At the risk of sounding immodest, we've had a fair amount of success. Our complete lineup of Champs has trumped the market by 9.5 percentage points, and our three model portfolios are beating their benchmarks, too.

 

So what's the secret of the newsletter's success? Here are three key factors.

 

1. We don't overpay.

For starters, I don't recommend funds with luxury-item price tags. The typical domestic-stock fund will ding you roughly 1.4% each year; our average Champ charges less than 1%.

 

Moreover, these funds cover all corners of the market. Whether you're a growth-oriented investor with a hankering for the likes of Google (Nasdaq: GOOG), Yahoo! (Nasdaq: YHOO), eBay (Nasdaq: EBAY), and Intel (Nasdaq: INTC), or a value hound with a preference for cheaper stocks like Pfizer (NYSE: PFE), ExxonMobil (NYSE: XOM), and Merck (NYSE: MRK), we have Champs for you -- and you won't have to pay an arm and a leg (and perhaps some other bodily part) for the sake of investing in them.  

 

2. We invest in the manager, not the fund.

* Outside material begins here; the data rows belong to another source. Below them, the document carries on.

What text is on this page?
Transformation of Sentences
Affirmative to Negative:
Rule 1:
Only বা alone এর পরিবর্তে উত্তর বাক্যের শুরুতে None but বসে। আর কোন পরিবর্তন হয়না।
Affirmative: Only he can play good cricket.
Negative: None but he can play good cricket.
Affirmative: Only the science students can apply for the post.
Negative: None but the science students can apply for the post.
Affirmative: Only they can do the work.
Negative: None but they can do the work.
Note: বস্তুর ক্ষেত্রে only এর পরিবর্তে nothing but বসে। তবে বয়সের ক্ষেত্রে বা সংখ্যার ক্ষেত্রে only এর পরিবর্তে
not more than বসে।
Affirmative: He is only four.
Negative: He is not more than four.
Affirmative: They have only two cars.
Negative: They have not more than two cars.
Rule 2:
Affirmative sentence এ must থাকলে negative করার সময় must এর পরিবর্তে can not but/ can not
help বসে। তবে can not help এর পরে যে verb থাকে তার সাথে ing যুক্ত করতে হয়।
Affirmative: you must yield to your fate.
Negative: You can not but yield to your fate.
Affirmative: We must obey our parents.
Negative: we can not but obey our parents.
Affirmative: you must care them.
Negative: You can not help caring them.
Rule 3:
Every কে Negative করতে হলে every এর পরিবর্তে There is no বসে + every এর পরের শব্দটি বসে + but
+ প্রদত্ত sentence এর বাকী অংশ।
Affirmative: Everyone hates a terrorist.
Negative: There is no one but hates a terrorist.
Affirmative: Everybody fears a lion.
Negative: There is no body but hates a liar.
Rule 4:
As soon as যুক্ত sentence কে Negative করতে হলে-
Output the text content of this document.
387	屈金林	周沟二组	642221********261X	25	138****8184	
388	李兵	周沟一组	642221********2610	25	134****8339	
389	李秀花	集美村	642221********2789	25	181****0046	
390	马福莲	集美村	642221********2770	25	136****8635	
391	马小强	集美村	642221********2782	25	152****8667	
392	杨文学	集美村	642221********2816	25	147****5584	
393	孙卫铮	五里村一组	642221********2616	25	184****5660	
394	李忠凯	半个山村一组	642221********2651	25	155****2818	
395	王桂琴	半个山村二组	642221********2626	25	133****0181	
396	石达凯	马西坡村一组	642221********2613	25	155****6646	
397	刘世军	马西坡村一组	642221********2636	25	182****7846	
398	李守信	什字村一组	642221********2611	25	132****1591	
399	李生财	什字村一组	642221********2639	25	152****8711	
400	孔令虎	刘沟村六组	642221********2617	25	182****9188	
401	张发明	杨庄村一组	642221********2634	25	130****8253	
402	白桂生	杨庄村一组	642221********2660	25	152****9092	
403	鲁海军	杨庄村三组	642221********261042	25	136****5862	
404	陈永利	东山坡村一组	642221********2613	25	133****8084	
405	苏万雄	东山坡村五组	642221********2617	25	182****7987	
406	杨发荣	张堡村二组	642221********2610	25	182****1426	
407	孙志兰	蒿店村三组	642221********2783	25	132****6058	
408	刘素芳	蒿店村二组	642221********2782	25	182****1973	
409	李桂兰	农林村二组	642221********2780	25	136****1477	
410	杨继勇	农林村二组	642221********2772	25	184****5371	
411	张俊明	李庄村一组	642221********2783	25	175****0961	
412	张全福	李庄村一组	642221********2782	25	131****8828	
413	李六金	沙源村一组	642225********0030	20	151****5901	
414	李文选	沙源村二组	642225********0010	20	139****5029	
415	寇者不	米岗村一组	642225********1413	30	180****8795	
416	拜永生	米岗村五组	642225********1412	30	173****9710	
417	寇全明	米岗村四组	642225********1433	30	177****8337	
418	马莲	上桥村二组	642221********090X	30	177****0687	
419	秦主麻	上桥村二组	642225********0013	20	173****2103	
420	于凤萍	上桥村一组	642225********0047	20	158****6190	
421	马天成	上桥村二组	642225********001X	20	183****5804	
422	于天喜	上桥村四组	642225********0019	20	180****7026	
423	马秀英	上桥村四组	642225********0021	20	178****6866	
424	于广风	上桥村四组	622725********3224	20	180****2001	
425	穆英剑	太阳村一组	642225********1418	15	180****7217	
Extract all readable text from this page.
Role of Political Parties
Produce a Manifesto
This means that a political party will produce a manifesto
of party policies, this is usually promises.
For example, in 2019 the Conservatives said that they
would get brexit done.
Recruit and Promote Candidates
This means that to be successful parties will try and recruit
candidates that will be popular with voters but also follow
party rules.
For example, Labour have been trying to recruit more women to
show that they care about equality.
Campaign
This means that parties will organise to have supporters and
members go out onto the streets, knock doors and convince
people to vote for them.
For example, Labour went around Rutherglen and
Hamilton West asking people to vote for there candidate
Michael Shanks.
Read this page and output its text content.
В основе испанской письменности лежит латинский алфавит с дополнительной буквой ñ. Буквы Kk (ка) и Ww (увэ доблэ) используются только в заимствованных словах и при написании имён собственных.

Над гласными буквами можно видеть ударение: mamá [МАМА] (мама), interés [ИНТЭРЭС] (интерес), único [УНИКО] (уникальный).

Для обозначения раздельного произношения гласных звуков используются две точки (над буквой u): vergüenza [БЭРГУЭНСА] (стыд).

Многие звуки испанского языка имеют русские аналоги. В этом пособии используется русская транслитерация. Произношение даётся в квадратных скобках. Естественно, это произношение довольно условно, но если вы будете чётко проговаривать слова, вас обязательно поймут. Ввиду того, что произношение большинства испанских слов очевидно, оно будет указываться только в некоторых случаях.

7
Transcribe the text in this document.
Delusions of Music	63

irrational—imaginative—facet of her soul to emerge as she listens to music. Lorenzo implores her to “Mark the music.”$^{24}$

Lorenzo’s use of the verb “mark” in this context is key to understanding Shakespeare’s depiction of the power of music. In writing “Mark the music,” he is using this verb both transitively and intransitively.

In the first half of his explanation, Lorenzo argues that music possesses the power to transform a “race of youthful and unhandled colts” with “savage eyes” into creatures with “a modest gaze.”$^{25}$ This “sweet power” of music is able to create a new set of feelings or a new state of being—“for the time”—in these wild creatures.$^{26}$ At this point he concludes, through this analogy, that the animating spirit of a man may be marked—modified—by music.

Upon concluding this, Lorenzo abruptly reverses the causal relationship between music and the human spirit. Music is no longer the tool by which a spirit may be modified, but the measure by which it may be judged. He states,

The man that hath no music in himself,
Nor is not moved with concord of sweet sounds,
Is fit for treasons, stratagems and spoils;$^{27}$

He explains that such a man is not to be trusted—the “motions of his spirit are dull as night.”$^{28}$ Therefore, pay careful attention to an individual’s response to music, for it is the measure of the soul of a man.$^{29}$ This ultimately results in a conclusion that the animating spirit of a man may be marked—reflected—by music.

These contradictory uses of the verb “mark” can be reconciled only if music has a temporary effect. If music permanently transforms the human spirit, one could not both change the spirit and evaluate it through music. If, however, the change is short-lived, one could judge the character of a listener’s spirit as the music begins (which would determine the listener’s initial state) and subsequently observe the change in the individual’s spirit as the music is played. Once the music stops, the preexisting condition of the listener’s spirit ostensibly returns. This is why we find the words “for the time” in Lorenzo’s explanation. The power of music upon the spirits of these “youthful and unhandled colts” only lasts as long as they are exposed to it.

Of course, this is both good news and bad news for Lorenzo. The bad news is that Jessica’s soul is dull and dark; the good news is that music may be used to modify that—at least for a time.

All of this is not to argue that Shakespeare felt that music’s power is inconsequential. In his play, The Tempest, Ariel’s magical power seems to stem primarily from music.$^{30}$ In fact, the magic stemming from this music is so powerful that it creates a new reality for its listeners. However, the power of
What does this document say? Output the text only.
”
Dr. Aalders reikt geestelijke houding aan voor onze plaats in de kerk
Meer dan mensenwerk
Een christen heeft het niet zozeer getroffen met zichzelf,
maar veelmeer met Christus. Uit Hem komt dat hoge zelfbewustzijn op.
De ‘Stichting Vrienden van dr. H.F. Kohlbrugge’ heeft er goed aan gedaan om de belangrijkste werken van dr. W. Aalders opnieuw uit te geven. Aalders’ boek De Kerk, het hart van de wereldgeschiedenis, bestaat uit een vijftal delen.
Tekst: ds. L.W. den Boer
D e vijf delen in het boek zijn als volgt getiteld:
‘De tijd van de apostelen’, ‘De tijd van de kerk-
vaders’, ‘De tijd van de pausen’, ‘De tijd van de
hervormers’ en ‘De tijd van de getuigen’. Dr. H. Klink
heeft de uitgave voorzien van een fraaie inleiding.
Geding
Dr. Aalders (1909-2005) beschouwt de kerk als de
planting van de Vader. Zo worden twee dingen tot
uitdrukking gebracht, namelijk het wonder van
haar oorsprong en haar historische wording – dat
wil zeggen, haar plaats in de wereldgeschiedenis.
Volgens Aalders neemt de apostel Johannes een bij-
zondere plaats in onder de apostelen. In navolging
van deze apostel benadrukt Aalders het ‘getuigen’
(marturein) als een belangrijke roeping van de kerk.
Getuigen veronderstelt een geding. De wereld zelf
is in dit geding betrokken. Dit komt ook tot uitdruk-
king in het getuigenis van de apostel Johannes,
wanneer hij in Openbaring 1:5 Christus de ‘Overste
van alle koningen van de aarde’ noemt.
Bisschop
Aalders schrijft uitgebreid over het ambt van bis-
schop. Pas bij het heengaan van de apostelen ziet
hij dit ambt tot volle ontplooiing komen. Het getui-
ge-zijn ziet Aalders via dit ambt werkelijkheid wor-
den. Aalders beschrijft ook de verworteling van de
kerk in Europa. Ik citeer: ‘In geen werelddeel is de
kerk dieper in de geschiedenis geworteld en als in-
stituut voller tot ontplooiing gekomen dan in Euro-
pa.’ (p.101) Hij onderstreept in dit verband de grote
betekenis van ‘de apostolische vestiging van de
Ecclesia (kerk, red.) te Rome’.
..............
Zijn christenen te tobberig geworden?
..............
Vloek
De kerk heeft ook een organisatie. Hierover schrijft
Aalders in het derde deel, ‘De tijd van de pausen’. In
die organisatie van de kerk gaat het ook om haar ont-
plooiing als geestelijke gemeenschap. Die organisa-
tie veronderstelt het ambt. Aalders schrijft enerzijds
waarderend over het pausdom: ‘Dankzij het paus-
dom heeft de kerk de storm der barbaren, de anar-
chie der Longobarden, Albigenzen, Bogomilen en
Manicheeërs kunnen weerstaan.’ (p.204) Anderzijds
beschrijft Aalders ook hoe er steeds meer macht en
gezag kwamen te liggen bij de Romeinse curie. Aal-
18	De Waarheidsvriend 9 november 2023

All too often, prospective investors make decisions based on a fund's lofty star rating or Lipper leader score. Don't do it. Those are helpful tools, but they're purely backward-looking measures, and they may not reflect the performance of the fund on the current manager's watch. A fund can only be as strong as its stock-picker-in-chief, of course, and as I go about the business of finding tomorrow's mutual fund winners today, it's the manager's track record I focus on, not that of the fund itself.  

 

3. We conduct ongoing due diligence.

Funds have it all over stocks when it comes to peace-of-mind investing, but that doesn't mean you can set 'em and forget 'em. Since the newsletter opened for business back in March 2004, three of our picks have closed to new money and two have received management makeovers. Whenever such events occur, I examine the facts with a proverbial fine-tooth comb and make timely recommendations to subscribers about how to proceed.

 

Beyond that, ongoing annual rebalancing of your fund portfolio is a must. The market has a habit of throwing carefully calibrated asset-allocation game plans (and you do have one of those, right?) off kilter. Your mission as a savvy fund investor is to ensure that your portfolio remains tailored to your investing timeline and tolerance for risk -- no matter which way the market's wind blows.